The consulting business of former Rep. Heather Wilson, R-N.M., reaped more than $450,000 from four Energy Department research facilities despite scant documentation of the work done in return, according to an audit released Tuesday by the agency's inspector general. (Win McNamee / Getty Images)
A former congresswoman’s consulting business reaped almost a half-million dollars from the Energy Department for questionable work, according to a new inspector general’s audit.
Officials at two of the department’s facilities — Oak Ridge National Laboratory in Tennessee and the Nevada National Security Site — said there were “no deliverables” associated with their payments to former Rep. Heather Wilson’s company, Heather Wilson and Co., according to the report.
In all, the company received more than $450,000 in payments from four Energy Department facilities.
Information provided by the company to auditors to document the services provided to the department “did not meet even minimum standards for satisfying [Federal Acquisition Regulation] requirements,” the inspector general said in the audit.
The former Republican congresswoman served in the House from 1998 to 2009, giving up her seat to run unsuccessfully for the Senate. In April, she was named president of the South Dakota School of Mines and Technology, where she is scheduled to take office next week, according to the school’s website. Wilson did not return a phone message left Tuesday at the school.
Under a January 2009 agreement with Sandia National Laboratories, Wilson was to provide advice on strategic objectives and other areas to leaders at the New Mexico-based facility, which is run by a Lockheed Martin subsidiary. But while Sandia made almost $226,400 in government-reimbursed payments to the company over the next two years, the invoices from Wilson’s firm lacked detail on the services provided or the time spent doing the work, the auditors said.

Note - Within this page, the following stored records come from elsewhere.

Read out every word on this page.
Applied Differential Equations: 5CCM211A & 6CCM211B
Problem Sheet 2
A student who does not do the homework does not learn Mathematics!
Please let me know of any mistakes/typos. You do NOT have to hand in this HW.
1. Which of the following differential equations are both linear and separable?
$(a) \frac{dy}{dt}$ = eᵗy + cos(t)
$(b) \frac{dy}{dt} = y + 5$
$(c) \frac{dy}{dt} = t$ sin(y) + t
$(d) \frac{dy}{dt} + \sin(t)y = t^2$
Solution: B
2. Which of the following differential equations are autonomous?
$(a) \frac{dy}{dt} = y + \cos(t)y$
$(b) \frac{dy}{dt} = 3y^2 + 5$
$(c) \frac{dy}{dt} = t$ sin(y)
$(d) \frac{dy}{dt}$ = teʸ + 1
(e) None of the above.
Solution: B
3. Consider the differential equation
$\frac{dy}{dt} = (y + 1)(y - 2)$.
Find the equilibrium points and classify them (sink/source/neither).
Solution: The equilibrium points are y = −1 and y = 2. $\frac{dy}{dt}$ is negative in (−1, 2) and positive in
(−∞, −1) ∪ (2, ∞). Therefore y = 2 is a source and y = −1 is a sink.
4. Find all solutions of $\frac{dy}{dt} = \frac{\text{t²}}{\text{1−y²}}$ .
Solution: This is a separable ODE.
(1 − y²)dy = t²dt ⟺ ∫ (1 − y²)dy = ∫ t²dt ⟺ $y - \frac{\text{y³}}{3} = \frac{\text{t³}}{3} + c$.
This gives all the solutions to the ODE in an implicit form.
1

It was a similar story at Los Alamos National Laboratory, also headquartered in New Mexico. Los Alamos National Security, the contractor running the facility, was reimbursed about $195,700 from 2009 to 2011 for payments made to the Wilson firm, despite a lack of “evidence of deliverables and detailed invoices” to support the allowability of payments to the company, according to the audit.
Another $30,000 in payments came from Oak Ridge and the Nevada site.
The Energy Department has recovered almost $443,000 from the contractors running the four facilities and is reviewing the allowability of the remainder, according to the audit.
The IG faulted the contractors both for failing to draft the consulting agreements in accord with FAR requirements and for not making sure the government got value for its money.
In addition, federal officials “could have followed up to ensure previously identified problems were corrected, but did not do so,” the audit said.